Thursday, June 01, 2006

College Hockey Roundtable

In response to Bruce Ciskie's suggestion of a college hockey roundtable, I figured it's high time to answer these questions from a Techie's perspective.

Has the college game truly seen in increase in stickwork in recent years?

Overall across the WCHA, I'd have to say not really. Now, that being said, it actually has, but not significantly enough to become a problem to the level that it had been in the NHL in recent years. We here at MTU have been blessed with four years of Colin Murphy who could bull his way through almost anything, and four years of Chris Conner, whose blinding speed made it difficult for opponents to catch him, let alone hook him.

I do believe that where the stickwork has increased is among the perennial top-notch WCHA teams.
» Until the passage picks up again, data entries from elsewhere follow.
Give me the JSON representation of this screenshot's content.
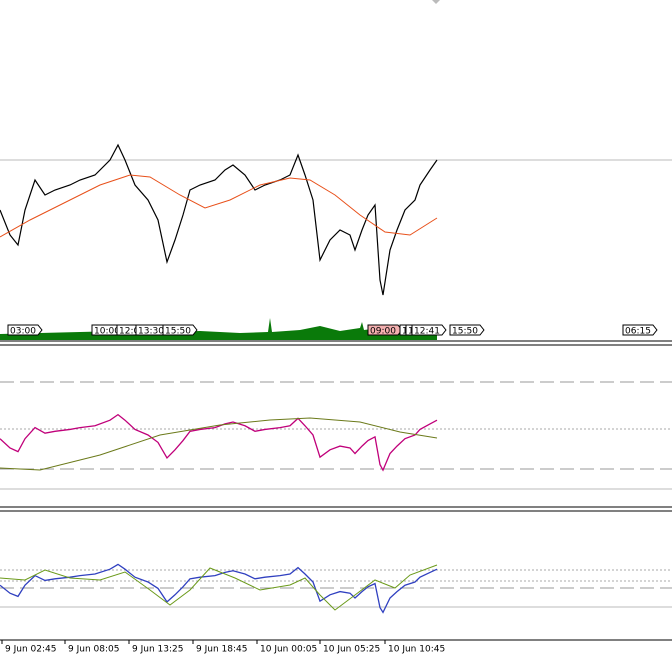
{
  "time_markers": [
    "03:00",
    "10:00",
    "12:0",
    "13:30",
    "15:50",
    "09:00",
    "1",
    "1",
    "12:41",
    "15:50",
    "06:15"
  ],
  "time_axis": [
    "9 Jun 02:45",
    "9 Jun 08:05",
    "9 Jun 13:25",
    "9 Jun 18:45",
    "10 Jun 00:05",
    "10 Jun 05:25",
    "10 Jun 10:45"
  ]
}
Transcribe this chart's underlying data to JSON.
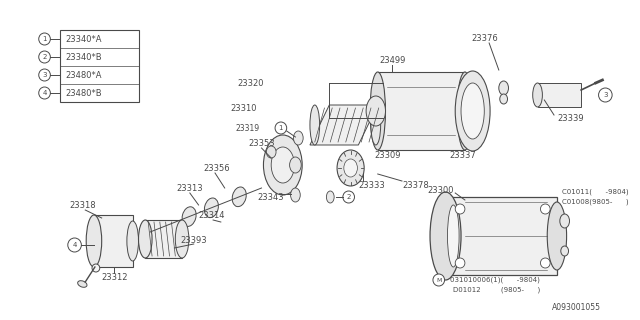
{
  "bg_color": "#ffffff",
  "line_color": "#4a4a4a",
  "diagram_id": "A093001055",
  "legend": [
    {
      "num": "1",
      "code": "23340*A"
    },
    {
      "num": "2",
      "code": "23340*B"
    },
    {
      "num": "3",
      "code": "23480*A"
    },
    {
      "num": "4",
      "code": "23480*B"
    }
  ],
  "figsize": [
    6.4,
    3.2
  ],
  "dpi": 100
}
Every team that made it out of their first round playoff series made effective use of their sticks to clog up the neutral zone. If the WCHA officials crack down on it next season, to the tune of the way the NHL did this season, most of that will clear up in a hurry.

Do officials do a good job of calling "clutch-and-grab" infractions consistently?

I think that the WCHA is getting better and better at this every year. The only thing we can really ask for as fans/commentators is that the game be called evenly. Sure, as Husky fans, we see our boys called more often than the Gophers and Badgers, but that's life. I do feel that this past season was the first where, for the most part, the calls were made evenly.

One fact that gets lost in the translation around the Houghton, MI, area is that the WCHA is filled with young referees. It's going to take some time for them to get acquinted with how the league functions. The improvement from 2004-05 to 2005-06 was a huge step forward for many of these younger guys, and I hope that trend continues in the years to come.

What do you think of the "checking from behind" crackdown?

My initial gut reaction to this was, "what a stupid rule this is". Having seen it action, I think that the officials have the right idea, but there needs to be a level of discretion. Having a player automatically ejected for his mistake isn't quite the answer.

There were plenty of hits this season that did warrant the ejection. In the heat of the battle, hits like those tend to happen. That, of course, doesn't mean the player shouldn't use his head. However, I think that checks away from the boards, or checks where both players are locked up with their sticks across each other, and both players hit the boards simultaneously are not deserving of the five minute major and immediate ejection.

It's easy to get into a circular arguement here about what should be the way to judge these penalties. The only obvious thing is that the old form of discretion wasn't working. However, the new way isn't really either. Hopefully this will be tweeked into some area in between in the coming seasons.

What NHL rules change would you like to see adopted in college hockey, and which one do you want college hockey to stay away from?

As long as the NCAA stays away from the shootout, I'm happy. Shootouts as they are done in the NHL are nice, but a poor judge of how talented a team is. Cases in point include the Detroit Red Wings and Dallas Stars. The shootout just doesn't work yet. Expand the NCAA season to at least 42 and get back to me.

I love the expanded offensive zone. Imagine the Gopher or Pioneer power play with all that extra space. I have loved their power plays for years, and I can almost guarentee you that no one would be willing to take a penalty if those guys had the extra room to work.

The icing rule has been fantastic wild card in the NHL playoffs. I've often thought that teams get off far too easy by just icing the puck. Imagine what a difference this rule could make in the WCHA or in the NCAA, especially if it's your team on the offensive, and your tired opponent can't change.

What do you think of the increased use of replay in college hockey?

Replay had been sorely missed in the college game for far too long. It was great to finally give officials the chance to view goals/near goals in order to make the right call. As we all know, hockey is an extremely fast game, with the puck changing hands faster than Mike Sertich's hair falls out, so it makes sense that calls are not always easy to spot to the naked eye.

That being said, the replay was hampered by the single feed of overhead cameras. The incident in Denver in the playoffs was a great example of how inefficent the system is. There need to be more angles to view. I'm sure that this will come with time. For now, it's just nice to have such a system in place at all.

What is one random change you'd like to see made in hockey?

Despite my better judgements, I'd love to see the NCAA adopt a 4 on 4 format to its overtime sessions. With the five minute overtime already seeming short, 5 on 5 for five minutes seems to force teams to clog the neutral zone in such ways that neither team can really build any momentum. Imagine a Conner, a Kessel or a Stapleton with all that extra skating room. Oh how exciting overtime would be!

I also agree with Bruce Ciskie in that we need miced-up referees. With the NHL adopting that policy this season, it became a lot clearer to the fans why certain calls or decisions were made. Communication on this level would help even the most attentive fan, even myself (I've played hockey nearly 22 seasons and I still don't always know why certain calls are made).

I think in general, many great strides were made in the game last season. I can only hope that this trend continues, and college hockey eventually becomes a fantastic breeding ground for NHL-bound prospects so that they don't feel that they must make the jump to Canadian Juniors in order to further their careers.